Pipí.—¡Vaya si se casa! Como que parece que la boda no se ha hecho ya porque el novio no tiene un cuarto ni el poeta tampoco; pero le ha dicho que con el dinero que le dén por esta comedia, y lo que ganará en la impresión, les pondrá la casa y pagará las deudas de don Hermógenes, que parece son bastantes.
D. Antonio.—Sí serán. ¡Cáspita si serán! Pero, y si la comedia apesta, y por consecuencia ni se la pagan ni se vende, ¿qué harán entonces?
Pipí.—Entonces, ¿qué sé yo? ¡Pero qué! No, señor. Si dice don Serapio que comedia mejor no se ha visto en tablas.
D. Antonio.—¡Ah! Pues si don Serapio lo dice, no hay que temer. Es dinero contante, sin remedio. Figúrate tú si don Serapio y el apuntador sabrán muy bien dónde les aprieta el zapato, y cuál comedia es buena, y cuál deja de serlo.

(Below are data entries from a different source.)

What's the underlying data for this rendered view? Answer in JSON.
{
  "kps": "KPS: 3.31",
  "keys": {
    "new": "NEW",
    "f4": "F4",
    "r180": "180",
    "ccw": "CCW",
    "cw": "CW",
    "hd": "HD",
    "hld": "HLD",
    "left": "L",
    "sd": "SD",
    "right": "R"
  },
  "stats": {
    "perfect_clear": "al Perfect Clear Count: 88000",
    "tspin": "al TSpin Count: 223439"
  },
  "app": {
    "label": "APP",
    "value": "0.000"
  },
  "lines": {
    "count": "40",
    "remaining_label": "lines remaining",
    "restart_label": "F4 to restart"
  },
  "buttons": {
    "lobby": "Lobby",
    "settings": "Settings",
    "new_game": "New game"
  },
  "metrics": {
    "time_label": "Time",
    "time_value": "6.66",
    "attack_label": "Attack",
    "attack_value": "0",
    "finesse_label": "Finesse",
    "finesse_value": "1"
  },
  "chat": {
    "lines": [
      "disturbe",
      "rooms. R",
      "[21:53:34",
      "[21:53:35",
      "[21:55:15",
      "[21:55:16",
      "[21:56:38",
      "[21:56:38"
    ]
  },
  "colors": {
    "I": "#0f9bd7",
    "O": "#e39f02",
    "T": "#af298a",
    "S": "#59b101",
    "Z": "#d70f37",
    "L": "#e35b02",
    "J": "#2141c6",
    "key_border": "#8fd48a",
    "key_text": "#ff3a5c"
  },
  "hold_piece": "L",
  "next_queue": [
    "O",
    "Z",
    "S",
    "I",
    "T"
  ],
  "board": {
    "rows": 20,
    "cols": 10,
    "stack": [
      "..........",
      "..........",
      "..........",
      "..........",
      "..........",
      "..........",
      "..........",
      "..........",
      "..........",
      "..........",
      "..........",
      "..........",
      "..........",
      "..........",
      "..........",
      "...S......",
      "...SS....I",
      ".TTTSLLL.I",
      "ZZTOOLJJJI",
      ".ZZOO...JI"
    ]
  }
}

Pipí.—Eso digo yo; pero á veces... Mire usted, no hay paciencia. Ayer, ¡qué! les hubiera dado con una tranca. Vinieron ahí tres ó cuatro á beber ponch, y empezaron á hablar de comedias; ¡vaya! yo no me puedo acordar de lo que decían. Para ellos no había nada bueno: ni autores, ni cómicos, ni vestidos, ni música, ni teatro. ¿Qué sé yo cuánto dijeron aquellos malditos? Y dale con el arte, el arte, la moral, y... Deje usted: las... ¿Si me acordaré? Las... ¡Válgate Dios! ¿Cómo decían? Las... las reglas... ¿Qué son las reglas?
D. Antonio.—Hombre, difícil es explicártelo. Reglas son unas cosas que usan allá los extranjeros, particularmente los franceses.